HESPA Data Governance Conference review

It’s hard to know how colleagues will respond after being shown a picture of a car driving into a lake! For context this was a metaphor for ‘consequences of bad data’ when considering that data ‘as the GPS for your strategy’.

The theme for the day was the practical application of data governance in HE. This was triggered by HESPA members wanting to learn more about ‘how to put your data to work’. Not by driving it into a lake obviously!

Dave Kernohan from WONKHE kicked off with how public data sets are increasingly shaping policy. It reminded me that sometimes we become – at least a little – obsessed about our own institutional data and how it presents us in the public domain. The flip side are the many other data sources, aggregations and linkages creating new insights and policy direction. The TUNDRA dataset that DK talked through was an excellent example of that.

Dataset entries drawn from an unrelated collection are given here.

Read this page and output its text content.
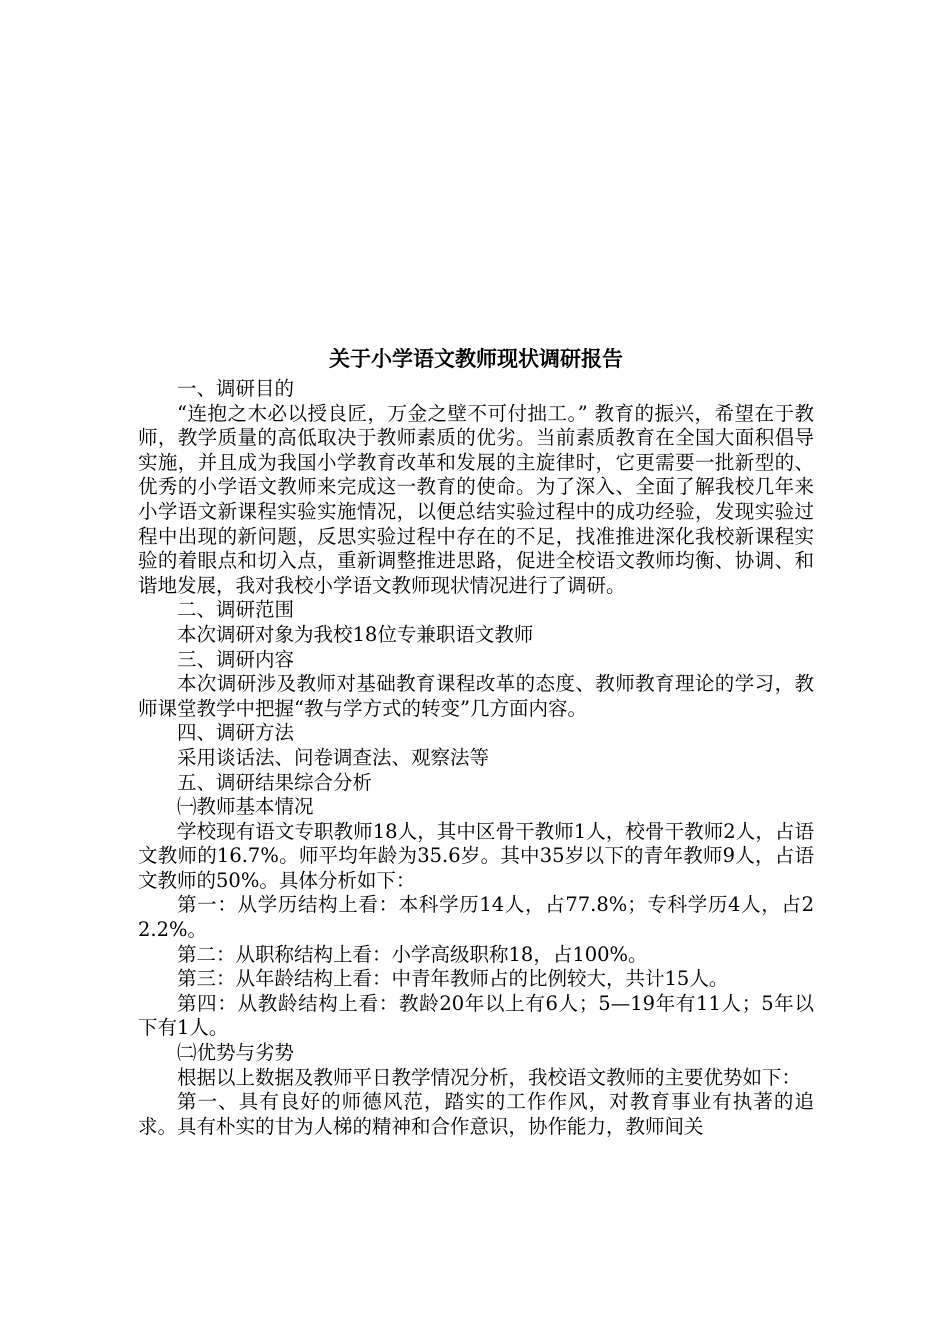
关于小学语文教师现状调研报告

一、调研目的

“连抱之木必以授良匠，万金之壁不可付拙工。” 教育的振兴，希望在于教师，教学质量的高低取决于教师素质的优劣。当前素质教育在全国大面积倡导实施，并且成为我国小学教育改革和发展的主旋律时，它更需要一批新型的、优秀的小学语文教师来完成这一教育的使命。为了深入、全面了解我校几年来小学语文新课程实验实施情况，以便总结实验过程中的成功经验，发现实验过程中出现的新问题，反思实验过程中存在的不足，找准推进深化我校新课程实验的着眼点和切入点，重新调整推进思路，促进全校语文教师均衡、协调、和谐地发展，我对我校小学语文教师现状情况进行了调研。

二、调研范围

本次调研对象为我校18位专兼职语文教师

三、调研内容

本次调研涉及教师对基础教育课程改革的态度、教师教育理论的学习，教师课堂教学中把握“教与学方式的转变”几方面内容。

四、调研方法

采用谈话法、问卷调查法、观察法等

五、调研结果综合分析

㈠教师基本情况

学校现有语文专职教师18人，其中区骨干教师1人，校骨干教师2人，占语文教师的16.7%。师平均年龄为35.6岁。其中35岁以下的青年教师9人，占语文教师的50%。具体分析如下：

第一：从学历结构上看：本科学历14人，占77.8%；专科学历4人，占22.2%。

第二：从职称结构上看：小学高级职称18，占100%。

第三：从年龄结构上看：中青年教师占的比例较大，共计15人。

第四：从教龄结构上看：教龄20年以上有6人；5—19年有11人；5年以下有1人。

㈡优势与劣势

根据以上数据及教师平日教学情况分析，我校语文教师的主要优势如下：

第一、具有良好的师德风范，踏实的工作作风，对教育事业有执著的追求。具有朴实的甘为人梯的精神和合作意识，协作能力，教师间关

The conference indulged me for an hour to share my passion for the why, how and what of Data Governance. It’s a little depressing we’re still talking about how hard it is to make the case for professionalising our data, but it was encouraging to see how this group could clearly see the value of doing so. I talked about a pragmatic Data Governance implementation moving an institution from 30% analysis / 70% cleaning to 70% analysis and 30% cleaning.

It’s ambitious but it’s possible and I didn’t feel alone in the room saying so.  We had four excellent speakers from Sheffield Hallam, the Open University, the University of St. Andrews and the University of Wolverhampton. Sharing their data governance journeys, it became apparent that no institution has yet truly embedded managing data as an asset.

However, progress is being made. Clearly there is much ‘best practice’ work that can be shared within the sector. Such sharing will reduce the daunting prospect of ‘where do I start’. Those four universities all started in slightly different places but are heading in the same direction.

The messages we kept hearing were ‘this is a lifestyle change not a project’, ‘it needs focus and priority from senior leadership’, ‘it is a people led change’ and ‘it takes time to get results’. It doesn’t take much reading between the lines to understand why moving to a new level of data professionalism is such a challenge.

The level of interest and engagement could be measured by the still full room for the final Panel / Q&A session. Three key questions were posed ‘What needs to go into a business case for Data Governance?’, ‘How do you assess the value of a data asset?’ and ‘What skills do I need to successfully embed sustainable data governance?’.

These are not simple questions to answer, but HESPA is committed to moving this dialogue forward, and continuing to engage richly with this group. It was clear from the conference, members can see the benefits of Data Governance and, as planners, see themselves taking the lead in promoting it.